If anyone thought that a sales tax increase would solve Sacramento's budget woes, the latest numbers establish that there's still much more work to do.
The new City Council has plenty of tough decisions ahead and its stiffest tests will come in the upcoming round of negotiations with labor unions.
The half-cent hike passed in November kicks in April 1, raising the total sales tax in Sacramento to 8.5 percent (including the statewide quarter-cent increase, also approved Nov. 6, that took effect on Jan. 1). The city will get about $5 million more before the current fiscal year ends June 30 and an estimated $27 million a year after that.
Even with that windfall, there's still a general fund deficit projected at $9.5 million for 2013-14 and around $14 million each of the next four budgets. Those figures outlined in a five-year financial forecast the council is set to receive Tuesday night are based on current contracts with city employee unions and on expected increases in pension costs.
The city can take a big step to closing that budget gap with less generous, yet still fair, labor contracts. It could save more than $6 million a year, for instance, if all employees pay into their pensions and if overtime pay is modified. Those should be key points in negotiations with seven unions whose deals are up in June, including politically influential ones such as the Sacramento Police Officers Association and Local 39.
This report on projected budget deficits follows a sobering look at the city's unfunded liabilities over the next 30 years. Of the nearly $2 billion total, nearly half is in retirement costs.
The most worrisome is $440 million for retiree health benefits, which must be another key point in the labor talks. Under agreements from 20 years ago another era as far as budgets go most city retirees get a $300 monthly subsidy for medical costs and Fire Department retirees get $750 a month.
The debt report was the first of its kind presented to the council, adding up all the various kinds of long-term liabilities facing the city. City Manager John Shirey told the council he wanted to inform, not to alarm, but it should be a warning nonetheless.
While they weren't required to respond as they heard the debt report last week, it was disappointing that not a single council member said a word. No one tried to reassure taxpayers that they understand how serious the situation is and will deal with it responsibly.
One can only hope they have more to say on the deficit projections and on a set of principles for how to spend the sales tax money that council members are also to review Tuesday. The proposal generally follows what they promised voters focus on public safety and do not create new programs or increase employee compensation.

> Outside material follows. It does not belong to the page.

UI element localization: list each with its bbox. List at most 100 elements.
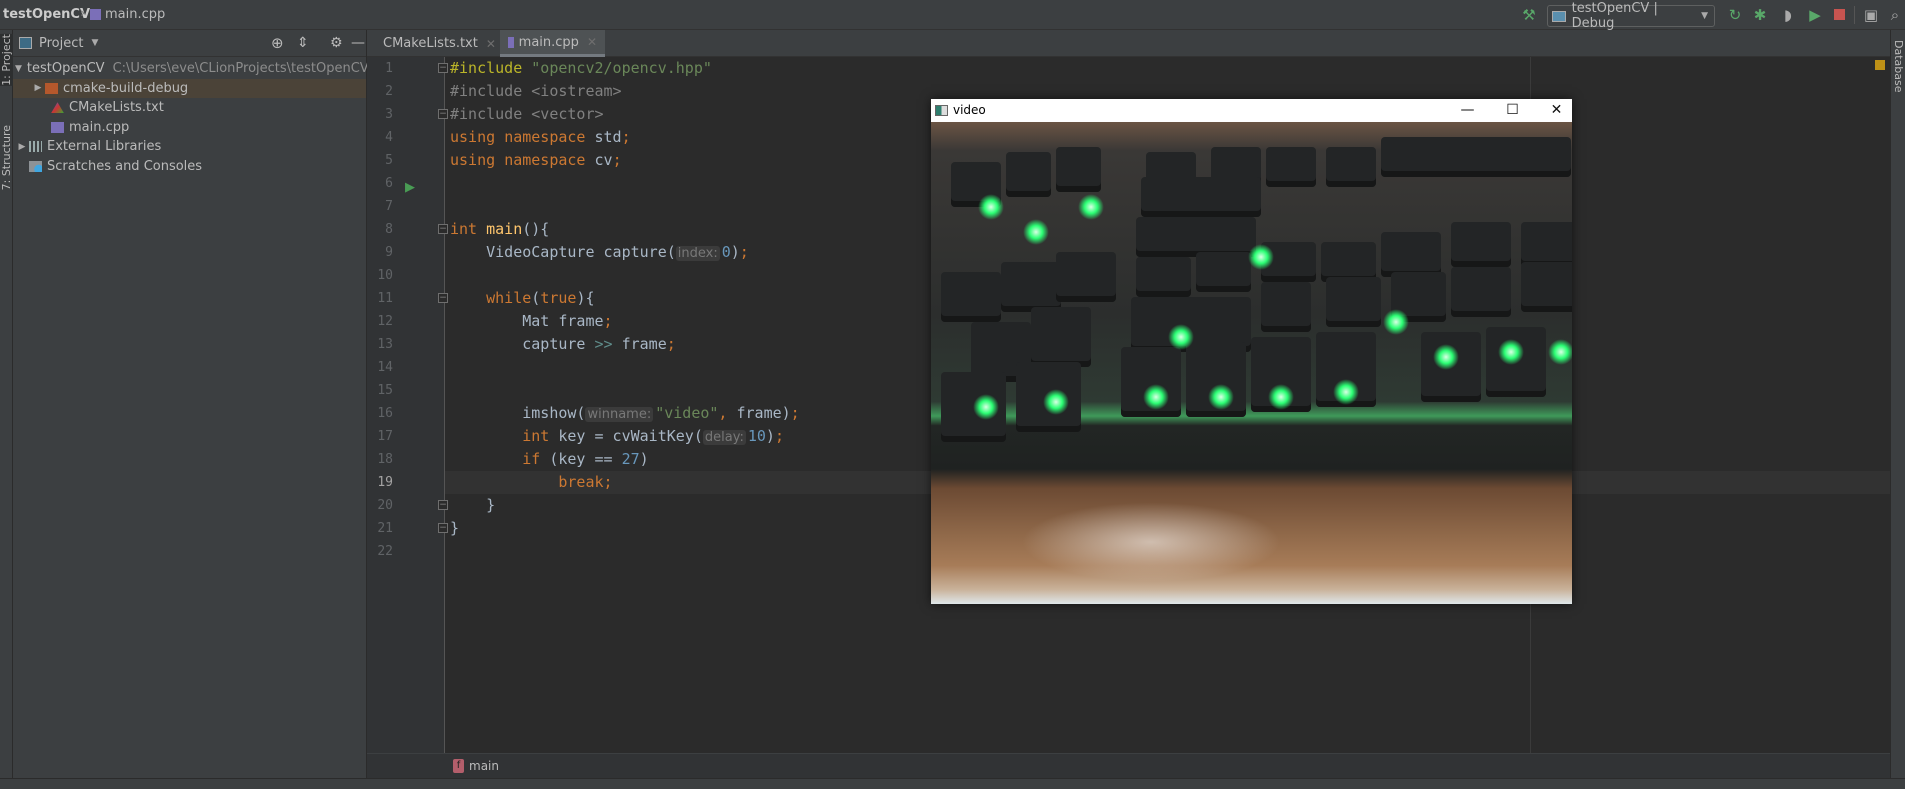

The sales tax, however, won't come close to restoring all $234 million in spending cuts over the last six years. Those reductions caused real pain. Police, parks and other basic services were slashed. More than 1,200 jobs were eliminated. If not for volunteers and community groups stepping up, the damage would have been worse.
With a little more money coming in, the city will be able to provide some relief. But the pressure remains on the council to hold the line on spending to reach financial stability.